L'importation, la mise sur le marché et la culture d'OGM sont encadrées au niveau européen. Aujourd'hui, une centaine d'OGM, ainsi que leurs produits dérivés, sont autorisés pour être importés dans l'UE et utilisés dans l'alimentation humaine et animale, contre plus de 200 aux États-Unis. Ainsi, selon l'International Service for the Acquisition of Agri-biotech Applications (ISAAA), 70 % des importations destinées à l'alimentation animale dans l'UE en 2019 sont issues de plantes génétiquement modifiées. La réglementation européenne a rendu obligatoire l'étiquetage des OGM et produits dérivés, dès lors que la matière première est génétiquement modifiée. De son côté, la France a introduit en 2008 l'étiquetage « sans OGM » pour les ingrédients d'origine végétale, animale et apicole. Les OGM autorisés à l'importation et à la mise sur le marché dans l'UE sont également autorisés en France pour les mêmes usages.

L'autorisation d'utiliser des OGM dans l'alimentation humaine ou animale n'implique cependant pas que leur culture est autorisée. Ainsi, le maïs MON810 est le seul OGM autorisé pour la culture au niveau européen. En France, la culture des OGM à des fins commerciales est interdite depuis 2008. En comparaison, aux États-Unis, plus de 120 variétés d'OGM peuvent être cultivées.

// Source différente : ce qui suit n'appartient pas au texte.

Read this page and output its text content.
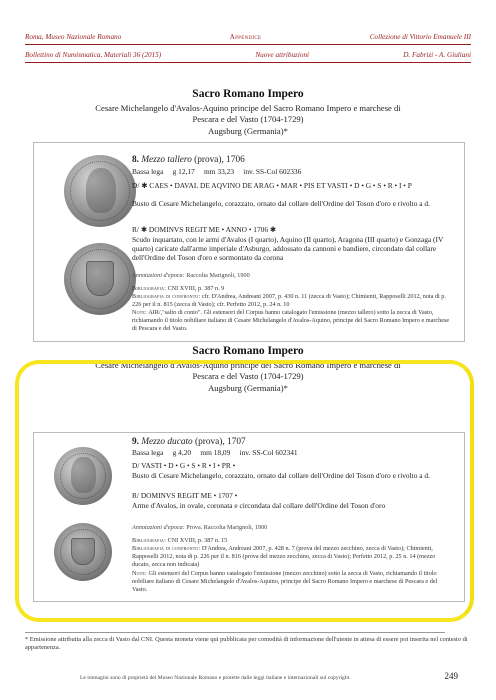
Roma, Museo Nazionale Romano	Appendice	Collezione di Vittorio Emanuele III
Bollettino di Numismatica, Materiali 36 (2015)	Nuove attribuzioni	D. Fabrizi - A. Giuliani
Sacro Romano Impero
Cesare Michelangelo d'Avalos-Aquino principe del Sacro Romano Impero e marchese di Pescara e del Vasto (1704-1729)
Augsburg (Germania)*
8. Mezzo tallero (prova), 1706
Bassa lega     g 12,17     mm 33,23     inv. SS-Col 602336
D/ ✱ CAES • DAVAL DE AQVINO DE ARAG • MAR • PIS ET VASTI • D • G • S • R • I • P
Busto di Cesare Michelangelo, corazzato, ornato dal collare dell'Ordine del Toson d'oro e rivolto a d.
R/ ✱ DOMINVS REGIT ME • ANNO • 1706 ✱
Scudo inquartato, con le armi d'Avalos (I quarto), Aquino (II quarto), Aragona (III quarto) e Gonzaga (IV quarto) caricate dall'arme imperiale d'Asburgo, addossato da cannoni e bandiere, circondato dal collare dell'Ordine del Toson d'oro e sormontato da corona
Annotazioni d'epoca: Raccolta Marignoli, 1900
Bibliografia: CNI XVIII, p. 387 n. 9
Bibliografia di confronto: cfr. D'Andrea, Andreani 2007, p. 430 n. 11 (zecca di Vasto); Chimienti, Rapposelli 2012, nota di p. 226 per il n. 815 (zecca di Vasto); cfr. Perfetto 2012, p. 24 n. 10
Note: AIR/,"salto di conio". Gli estensori del Corpus hanno catalogato l'emissione (mezzo tallero) sotto la zecca di Vasto, richiamando il titolo nobiliare italiano di Cesare Michelangelo d'Avalos-Aquino, principe del Sacro Romano Impero e marchese di Pescara e del Vasto.
Sacro Romano Impero
Cesare Michelangelo d'Avalos-Aquino principe del Sacro Romano Impero e marchese di Pescara e del Vasto (1704-1729)
Augsburg (Germania)*
9. Mezzo ducato (prova), 1707
Bassa lega     g 4,20     mm 18,09     inv. SS-Col 602341
D/ VASTI • D • G • S • R • I • PR •
Busto di Cesare Michelangelo, corazzato, ornato dal collare dell'Ordine del Toson d'oro e rivolto a d.
R/ DOMINVS REGIT ME • 1707 •
Arme d'Avalos, in ovale, coronata e circondata dal collare dell'Ordine del Toson d'oro
Annotazioni d'epoca: Prova. Raccolta Marignoli, 1900
Bibliografia: CNI XVIII, p. 387 n. 15
Bibliografia di confronto: D'Andrea, Andreani 2007, p. 428 n. 7 (prova del mezzo zecchino, zecca di Vasto); Chimienti, Rapposelli 2012, nota di p. 226 per il n. 816 (prova del mezzo zecchino, zecca di Vasto); Perfetto 2012, p. 25 n. 14 (mezzo ducato, zecca non indicata)
Note: Gli estensori del Corpus hanno catalogato l'emissione (mezzo zecchino) sotto la zecca di Vasto, richiamando il titolo nobiliare italiano di Cesare Michelangelo d'Avalos-Aquino, principe del Sacro Romano Impero e marchese di Pescara e del Vasto.
* Emissione attribuita alla zecca di Vasto dal CNI. Questa moneta viene qui pubblicata per comodità di informazione dell'utente in attesa di essere poi inserita nel contesto di appartenenza.
Le immagini sono di proprietà del Museo Nazionale Romano e protette dalle leggi italiane e internazionali sul copyright.	249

Néanmoins, la réglementation relative aux OGM ne s'applique pas aux variétés rendues tolérantes aux herbicides (VRTH) par sélection variétale classique – basée sur le croisement de variétés existantes – ou par mutagénèse aléatoire in vitro ou in vivo – basée sur l'induction de mutations génétiques non ciblées grâce à des produits mutagènes. D'après les données de l'Anses (2020), en 2017, les VRTH représentaient en France 27 % des surfaces de tournesol et 2 % des surfaces de colza.

Déchets nucléaires

L'énergie nucléaire occupant une place importante dans le mix énergétique français, la France produit d'importantes quantités de déchets radioactifs, dont le stockage à long terme constitue une problématique majeure. Les rayonnements émis par ces déchets représentent le principal risque pour la santé de l'homme, de la faune et des écosystèmes. Ils contiennent également des éléments chimiques pouvant être toxiques. La gestion de ces déchets est encadrée au niveau national par un plan national de gestion des matières et déchets radioactifs, prévu par le cadre réglementaire européen, et révisé tous les trois ans. Ce plan fait le point sur les quantités de déchets existantes et attendues, sur les moyens de stockage associés, et définit les objectifs à atteindre. Pour les déchets radioactifs qui ne peuvent être stockés en surface ou à faible profondeur pour des raisons de sûreté nucléaire ou de radioprotection, le Code de l'environnement retient la solution du stockage géologique profond. C'est l'enjeu du projet Cigéo (Centre industriel de stockage géologique), dont la demande d'autorisation de création a été déposée en janvier 2023.